Let that pathetic mugshot of Tiger Woods be a reminder

It’s bad look in every definable way. A worn-out mugshot complete with drooped eyes, two-day stubble and the frazzled hair of a receding hairline.
Twenty years and two months ago, Tiger Woods burst into global superstardom with a billion-watt grin, clad in Sunday red, soon cloaked in Masters green. He was the fresh-faced future of sports and entertainment and marketing and business.
Now he’s 41 and a broken-down golfer, still rich and famous beyond belief, but clearly struggling to find a path in life.
Memorial Day brought that new iconic image for this old iconic athlete – a painful, sad expression out of Palm Beach County, where “Woods, Eldrick Tiger” was booked on suspicion of drunk driving. He was released Monday morning without bail, and later released  a statement blaming the incident on an “unexpected reaction to prescribed medication.”
Tiger has hit bottom before and hopefully this one is the rock. There is nothing funny or entertaining about this one, no late-night comedian punch lines about rampant womanizing that wiped out his marriage and stripped the veneer of perfection off him nearly nine years ago.
Tiger Woods was booked by the Palm Beach County Sheriff’s Office on Monday for DUI. (AP)
This one is just bad all around – at best a horrible decision, at worst a cry for help for a guy dealing with physical and emotional pain, too young to be washed up, too old to be coping like this. He struggled with his personal humiliation when it came to extramarital affairs, taking the hit hard. This is another level.
That Woods has hundreds of millions of dollars is but a side note here. Sure, he can afford not just an Uber or a taxi or a limo or his own 24-hour-a-day personal chauffer. That doesn’t matter, though.
There is no excuse for a DUI, certainly not cash being tight. It’s not an economic decision. It’s a criminal one, born of stupidity and hubris and a lack of planning. If nothing else, let that pathetic photo of Tiger Woods be a reminder to all of us to avoid such a path. It’s an easy slide. It’s an easy avenue to regret.
Woods’ health is no longer just about the back he can’t seem to ever get well enough to swing a club the way he once did. He’s barely played since 2015, and even then he was a shell of his former self.
Tiger had fusion surgery this spring that he claims provided “instant relief.”
“I haven’t felt this good in years,” he wrote on his website.
It was a bold play to salvage his game and his well being, the benefits to the former still to be determined. Woods said recently he “can’t twist for another two and a half to three months.”
If he can’t twist, he can’t play. So he spends his days living in his $60 million mansion complete with 3.5-acre backyard golf course.

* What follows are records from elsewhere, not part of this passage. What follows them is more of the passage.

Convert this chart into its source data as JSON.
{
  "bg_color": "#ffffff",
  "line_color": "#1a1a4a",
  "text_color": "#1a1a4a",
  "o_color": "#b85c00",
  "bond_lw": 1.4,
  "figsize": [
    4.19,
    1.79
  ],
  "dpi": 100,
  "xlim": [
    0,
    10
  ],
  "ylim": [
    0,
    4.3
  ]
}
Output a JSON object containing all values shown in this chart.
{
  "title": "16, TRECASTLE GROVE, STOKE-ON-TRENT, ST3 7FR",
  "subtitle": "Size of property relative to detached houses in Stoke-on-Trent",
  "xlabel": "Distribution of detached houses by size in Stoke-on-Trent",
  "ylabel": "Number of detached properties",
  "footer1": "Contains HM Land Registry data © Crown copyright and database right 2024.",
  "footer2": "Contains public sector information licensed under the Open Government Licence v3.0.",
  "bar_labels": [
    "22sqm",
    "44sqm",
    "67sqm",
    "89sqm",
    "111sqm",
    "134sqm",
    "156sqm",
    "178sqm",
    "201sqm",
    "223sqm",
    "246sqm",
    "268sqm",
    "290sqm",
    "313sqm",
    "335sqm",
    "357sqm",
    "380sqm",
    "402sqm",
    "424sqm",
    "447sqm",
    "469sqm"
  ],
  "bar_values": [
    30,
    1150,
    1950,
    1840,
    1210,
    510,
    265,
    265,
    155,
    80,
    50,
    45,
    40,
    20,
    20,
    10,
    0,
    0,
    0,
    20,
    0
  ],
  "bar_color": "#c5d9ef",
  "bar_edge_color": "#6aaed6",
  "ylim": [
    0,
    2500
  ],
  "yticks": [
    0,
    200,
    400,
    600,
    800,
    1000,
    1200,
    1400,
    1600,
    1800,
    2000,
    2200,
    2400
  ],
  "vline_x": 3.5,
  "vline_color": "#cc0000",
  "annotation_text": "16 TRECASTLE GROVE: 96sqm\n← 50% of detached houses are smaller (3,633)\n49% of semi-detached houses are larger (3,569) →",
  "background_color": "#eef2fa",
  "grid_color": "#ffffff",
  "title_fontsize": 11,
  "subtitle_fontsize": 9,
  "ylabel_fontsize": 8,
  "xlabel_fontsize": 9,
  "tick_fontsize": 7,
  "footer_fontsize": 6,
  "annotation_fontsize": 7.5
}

He walks and does light exercise. He drives his two children to school. He’s seen at their sporting events. He has business interests, including ownership of a local bar, and course design work.
Right now that’s about it. It’s a far cry from the roars of the PGA Tour.
It doesn’t take a psychologist to wonder if a rudderless, too-much-time-on-his-hands Woods was at risk for too much booze, too much self-medicating. The guy used to be everywhere, doing everything. Now he waits to see if he can ever again do the one thing he always did better than anyone else.
This isn’t how golf usually works. Heroes age well. They play on, competitive into their 40s. The senior tour soon arrives to maintain their relevance. Major stars still knock out ceremonial tee shots or play celebrity pro-ams into their 70s. It’s the most graceful twilight in sports, which makes Tiger’s shooting star so difficult to accept.
If he’s ever getting back, he needs to heal up. If this is anything more than a one-time disaster of a decision, then he needs to seek the assistance available. He called making the choice to have the fusion procedure “exhausting” and eventually did it for quality-of-life reasons.
“That’s the most important thing … that I can have a life again with my kids,” Woods wrote on his website.
He needs to approach this the same way.
The kids, not the golf, not the fame, not the bottle, need to be his life. He knows this. He’s shown himself to be a doting dad in the past. He long ago admitted to being a flawed figure and a work in progress. He’s been knocked down almost as often as he’s climbed back up.
This one is serious. This one is the most serious. That mug shot represents a lucky man, someone who could have fared far, far worse. Time for Tiger to count his blessings and get to work on his life the way he once did his game.